Agent Prime / The System / Orchestration
Layer 04

Orchestration

A registry, a dispatch queue, a pipeline tracker, a session briefing, and operational runbooks. Wake up to a system that already knows the plan.

4 core files + 4 runbooks · System backbone

The problem

Without a system, you forget what you were working on. Tasks fall through cracks. You spend the first 10 minutes of every session figuring out where you left off. There's no queue, no priority, no staleness detection.

Most people track work in their heads, or in a notes app with no structure. That works for five items. It breaks at fifty. Orchestration is the structural fix: a set of files that hold state so your brain doesn't have to.

What gets encoded

Four core files wire the system together, plus operational runbooks that define pre-built agent sequences:

registry.json
Single source of truth for every work item. Projects, tasks, theses, backlog. Status tracking, goal mapping, timestamps. If it isn’t in the registry, it doesn’t exist.
dispatch.md
Active queue with decision types: auto, approve, review, input. Blocking relationships. Successor rules — when one task finishes, the next one queues automatically.
dashboard.md
Auto-generated pipeline tracker. Today’s priorities, staleness flags, what needs your input. Regenerated from registry every session so it’s always current.
briefing.md
Session-start briefing. What’s overdue, what’s ready, what changed. Generated by a Python script so you wake up to a system that already knows the plan.

Operational runbooks

Pre-defined agent sequences for common scenarios. Each runbook specifies trigger, agents, phases, handoffs, quality gates, time caps, and escalation paths.

Competitive Analysis
Triggered by a competitor move or scheduled refresh. Scout → Intel/Industry → Synthesizer → Writer. Duration: 1–2 sessions.
Morning Briefing
Daily at 7 AM (automated). Data Scout + Signal Monitor + Intel run in parallel, then Synthesizer assembles. Duration: ~5 minutes.
Artifact Production
On-demand PM artifact. Context Assembly → Producer + Skill → Quality Gates → Fix Loop. Duration: 1–2 sessions.
Incident: Metric Drop
Triggered by >10% WoW drop detected. Signal Monitor → Data Scout → Intel → Prime escalation. Duration: 1–3 hours.

Real example

Here's an actual work item from Agent Prime's registry — a task for this landing site:

shared/registry.json — Work Item
{
  "id": "TSK-014",
  "title": "Build landing site for open-source release",
  "type": "task",
  "status": "in_progress",
  "goal": "Matter",
  "parent": "PLN-009",
  "assigned_to": "builder",
  "created": "2026-03-08",
  "updated": "2026-03-10",
  "next_action": "Build layer pages"
}

Every item has a type, a status, a goal it serves, and a next action. The registry doesn't just track what exists — it tracks what happens next.

How to set it up

Start with registry.json — a JSON array of work items. Each item gets an ID, status, and goal. Add dispatch.md when you have enough items to need sequencing. The dashboard and briefing scripts are optional but powerful — they turn raw state into actionable summaries.

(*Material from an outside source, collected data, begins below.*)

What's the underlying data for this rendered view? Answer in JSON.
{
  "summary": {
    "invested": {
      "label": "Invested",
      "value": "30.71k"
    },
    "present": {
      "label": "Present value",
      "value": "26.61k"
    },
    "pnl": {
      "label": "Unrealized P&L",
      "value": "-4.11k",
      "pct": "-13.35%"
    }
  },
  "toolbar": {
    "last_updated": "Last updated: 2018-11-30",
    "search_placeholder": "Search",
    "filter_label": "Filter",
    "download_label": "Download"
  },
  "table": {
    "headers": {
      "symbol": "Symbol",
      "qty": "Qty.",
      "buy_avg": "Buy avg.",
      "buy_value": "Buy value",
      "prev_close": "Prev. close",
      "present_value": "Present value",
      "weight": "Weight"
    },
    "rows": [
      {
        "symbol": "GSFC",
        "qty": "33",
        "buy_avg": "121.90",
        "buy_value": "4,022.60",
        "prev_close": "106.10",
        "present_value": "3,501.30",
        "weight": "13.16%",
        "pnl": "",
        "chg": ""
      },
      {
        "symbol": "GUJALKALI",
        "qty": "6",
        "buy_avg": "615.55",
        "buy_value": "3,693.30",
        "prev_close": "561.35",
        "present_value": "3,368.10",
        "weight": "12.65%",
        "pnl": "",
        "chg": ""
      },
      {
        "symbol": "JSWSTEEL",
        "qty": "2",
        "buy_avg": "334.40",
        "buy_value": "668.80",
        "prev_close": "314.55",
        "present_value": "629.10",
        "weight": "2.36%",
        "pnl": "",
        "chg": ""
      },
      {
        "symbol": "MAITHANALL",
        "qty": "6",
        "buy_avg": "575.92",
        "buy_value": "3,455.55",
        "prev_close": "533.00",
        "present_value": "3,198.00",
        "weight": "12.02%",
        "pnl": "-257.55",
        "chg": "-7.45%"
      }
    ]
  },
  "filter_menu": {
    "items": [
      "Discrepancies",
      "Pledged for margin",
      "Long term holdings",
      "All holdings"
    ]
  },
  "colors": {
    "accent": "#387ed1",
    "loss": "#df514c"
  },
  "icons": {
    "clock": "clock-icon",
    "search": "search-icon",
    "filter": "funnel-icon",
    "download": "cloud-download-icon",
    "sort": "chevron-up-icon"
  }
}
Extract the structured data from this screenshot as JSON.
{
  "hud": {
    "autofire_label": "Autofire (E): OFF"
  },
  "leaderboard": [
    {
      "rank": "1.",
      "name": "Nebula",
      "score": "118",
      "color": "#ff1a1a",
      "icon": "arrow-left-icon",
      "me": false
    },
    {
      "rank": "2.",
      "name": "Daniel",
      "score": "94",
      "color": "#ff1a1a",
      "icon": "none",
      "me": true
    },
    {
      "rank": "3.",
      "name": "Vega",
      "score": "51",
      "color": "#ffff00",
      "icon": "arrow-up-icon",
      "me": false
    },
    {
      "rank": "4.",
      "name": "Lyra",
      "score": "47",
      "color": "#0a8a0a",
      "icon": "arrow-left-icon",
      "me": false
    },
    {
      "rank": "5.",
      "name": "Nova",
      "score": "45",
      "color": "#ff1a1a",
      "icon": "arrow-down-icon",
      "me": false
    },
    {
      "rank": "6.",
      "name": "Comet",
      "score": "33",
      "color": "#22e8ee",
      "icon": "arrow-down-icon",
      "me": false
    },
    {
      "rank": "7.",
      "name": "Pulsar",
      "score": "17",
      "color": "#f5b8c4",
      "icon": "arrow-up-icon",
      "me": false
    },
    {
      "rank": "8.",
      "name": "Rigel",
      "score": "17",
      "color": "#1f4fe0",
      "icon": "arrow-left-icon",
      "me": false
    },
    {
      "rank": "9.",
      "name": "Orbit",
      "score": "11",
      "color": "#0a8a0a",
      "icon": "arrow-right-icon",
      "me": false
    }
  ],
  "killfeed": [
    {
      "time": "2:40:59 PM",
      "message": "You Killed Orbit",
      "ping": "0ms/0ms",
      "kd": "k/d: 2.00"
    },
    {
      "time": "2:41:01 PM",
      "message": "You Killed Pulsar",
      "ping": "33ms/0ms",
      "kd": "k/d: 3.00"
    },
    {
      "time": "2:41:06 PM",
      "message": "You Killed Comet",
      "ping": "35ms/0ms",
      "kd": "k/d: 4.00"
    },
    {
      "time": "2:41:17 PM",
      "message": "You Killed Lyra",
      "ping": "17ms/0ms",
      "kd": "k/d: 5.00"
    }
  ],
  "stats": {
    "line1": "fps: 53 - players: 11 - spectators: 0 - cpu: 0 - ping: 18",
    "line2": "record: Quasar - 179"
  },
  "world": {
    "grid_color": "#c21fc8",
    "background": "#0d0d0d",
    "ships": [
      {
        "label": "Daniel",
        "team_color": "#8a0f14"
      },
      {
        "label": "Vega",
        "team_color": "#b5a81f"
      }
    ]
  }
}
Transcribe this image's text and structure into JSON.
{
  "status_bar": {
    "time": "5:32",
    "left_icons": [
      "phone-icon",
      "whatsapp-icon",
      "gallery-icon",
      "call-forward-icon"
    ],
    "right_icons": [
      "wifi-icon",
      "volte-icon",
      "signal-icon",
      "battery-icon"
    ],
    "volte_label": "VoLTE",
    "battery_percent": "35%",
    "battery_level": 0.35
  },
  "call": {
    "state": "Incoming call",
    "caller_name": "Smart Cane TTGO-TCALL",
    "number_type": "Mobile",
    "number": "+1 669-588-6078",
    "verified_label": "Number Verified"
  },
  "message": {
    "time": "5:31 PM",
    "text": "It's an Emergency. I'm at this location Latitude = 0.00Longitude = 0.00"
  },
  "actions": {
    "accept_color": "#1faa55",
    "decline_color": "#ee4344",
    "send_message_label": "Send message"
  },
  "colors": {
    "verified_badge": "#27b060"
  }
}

// registry.json — minimum viable item
{
  "id": "TSK-001",
  "title": "Describe the work in one line",
  "type": "task",        // task | project | thesis | backlog
  "status": "backlog",   // backlog | planning | in_progress | done
  "goal": "Matter",      // which life goal this serves
  "next_action": "What happens next"
}

The key insight: track work items in structured data, not in your head. JSON is machine-readable, so agents can query it, scripts can generate dashboards from it, and nothing falls through the cracks.

What you get

shared/registry.json
Single source of truth for all work items. Every agent reads this first.
~1,900 lines · 50+ items
prime/dispatch.md
Active queue with decision types and successor rules.
44 active items
prime/dashboard.md
Pipeline tracker. Auto-generated from registry each session.
Auto-generated
prime/briefing.md
Session-start briefing. Overdue, ready, and changed items.
Auto-generated
shared/runbooks/
4 operational runbooks: Competitive Analysis, Morning Briefing, Artifact Production, Incident Response.